DuPont Predicts CRISPR Plants on Dinner Plates in Five Years
Powerful and possibly unregulated, gene editing starts new boom in GMOs.
By Antonio Regalado on October 8, 2015
Agricultural biotech giants are starting to make moves into CRISPR gene editing, saying they’ll be selling seeds engineered with the technology by the end of this decade.
DuPont said today it entered an agreement with Caribou Sciences, a spin-off of the laboratory of Jennifer Doudna at the University of California, Berkeley, who carried out key work on CRISPR-Cas9, a technology that provides something like a find-and-replace feature for DNA.
DuPont says it is already growing corn and wheat plants edited with CRISPR in greenhouses and that field trials will start next spring.

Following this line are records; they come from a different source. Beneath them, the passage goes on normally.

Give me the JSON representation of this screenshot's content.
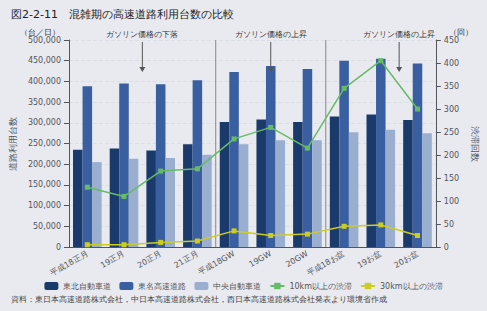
{
  "chart_data": {
    "type": "bar",
    "title": "図2-2-11　混雑期の高速道路利用台数の比較",
    "source": "資料：東日本高速道路株式会社，中日本高速道路株式会社，西日本高速道路株式会社発表より環境省作成",
    "categories": [
      "平成18正月",
      "19正月",
      "20正月",
      "21正月",
      "平成18GW",
      "19GW",
      "20GW",
      "平成18お盆",
      "19お盆",
      "20お盆"
    ],
    "series": [
      {
        "name": "東北自動車道",
        "type": "bar",
        "color": "#1a3a6b",
        "values": [
          235000,
          238000,
          233000,
          248000,
          302000,
          308000,
          302000,
          315000,
          320000,
          307000
        ]
      },
      {
        "name": "東名高速道路",
        "type": "bar",
        "color": "#3a5fa0",
        "values": [
          388000,
          395000,
          393000,
          403000,
          423000,
          437000,
          430000,
          450000,
          455000,
          443000
        ]
      },
      {
        "name": "中央自動車道",
        "type": "bar",
        "color": "#9aaed0",
        "values": [
          205000,
          213000,
          215000,
          223000,
          248000,
          258000,
          258000,
          277000,
          283000,
          275000
        ]
      },
      {
        "name": "10km以上の渋滞",
        "type": "line",
        "axis": "y2",
        "marker": "square",
        "color": "#66bb66",
        "values": [
          130,
          110,
          165,
          170,
          235,
          260,
          215,
          345,
          405,
          300
        ]
      },
      {
        "name": "30km以上の渋滞",
        "type": "line",
        "axis": "y2",
        "marker": "square",
        "color": "#cccc22",
        "values": [
          5,
          5,
          10,
          13,
          35,
          25,
          28,
          45,
          48,
          25
        ]
      }
    ],
    "ylabel": "道路利用台数",
    "y2label": "渋滞回数",
    "y_units": "（台／日）",
    "y2_units": "（回）",
    "ylim": [
      0,
      500000
    ],
    "yticks": [
      0,
      {
        "value": 50000,
        "label": "50,000"
      },
      {
        "value": 100000,
        "label": "100,000"
      },
      {
        "value": 150000,
        "label": "150,000"
      },
      {
        "value": 200000,
        "label": "200,000"
      },
      {
        "value": 250000,
        "label": "250,000"
      },
      {
        "value": 300000,
        "label": "300,000"
      },
      {
        "value": 350000,
        "label": "350,000"
      },
      {
        "value": 400000,
        "label": "400,000"
      },
      {
        "value": 450000,
        "label": "450,000"
      },
      {
        "value": 500000,
        "label": "500,000"
      }
    ],
    "y2lim": [
      0,
      450
    ],
    "y2ticks": [
      0,
      50,
      100,
      150,
      200,
      250,
      300,
      350,
      400,
      450
    ],
    "grid": true,
    "legend": "bottom",
    "annotations": [
      {
        "text": "ガソリン価格の下落",
        "x": 1.5
      },
      {
        "text": "ガソリン価格の上昇",
        "x": 5.0
      },
      {
        "text": "ガソリン価格の上昇",
        "x": 8.5
      }
    ],
    "separators": [
      3.5,
      6.5
    ],
    "background_color": "#e8eaf0"
  }
}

“We are talking about bringing products to market in five to 10 years,” says Neal Gutterson, vice president for agricultural biotechnology at Pioneer Hi-Bred, part of DuPont’s $11 billion per year crop chemicals and biotech seed business. “That is a pretty damn good time line compared to other technology.”
DuPont is testing CRISPR to make drought-resistant corn as well as wheat genetically altered so it will breed like a hybrid, rather than self-pollinate as it typically does. Hybrid plants are vigorous, and yields can jump by 10 or 15 percent.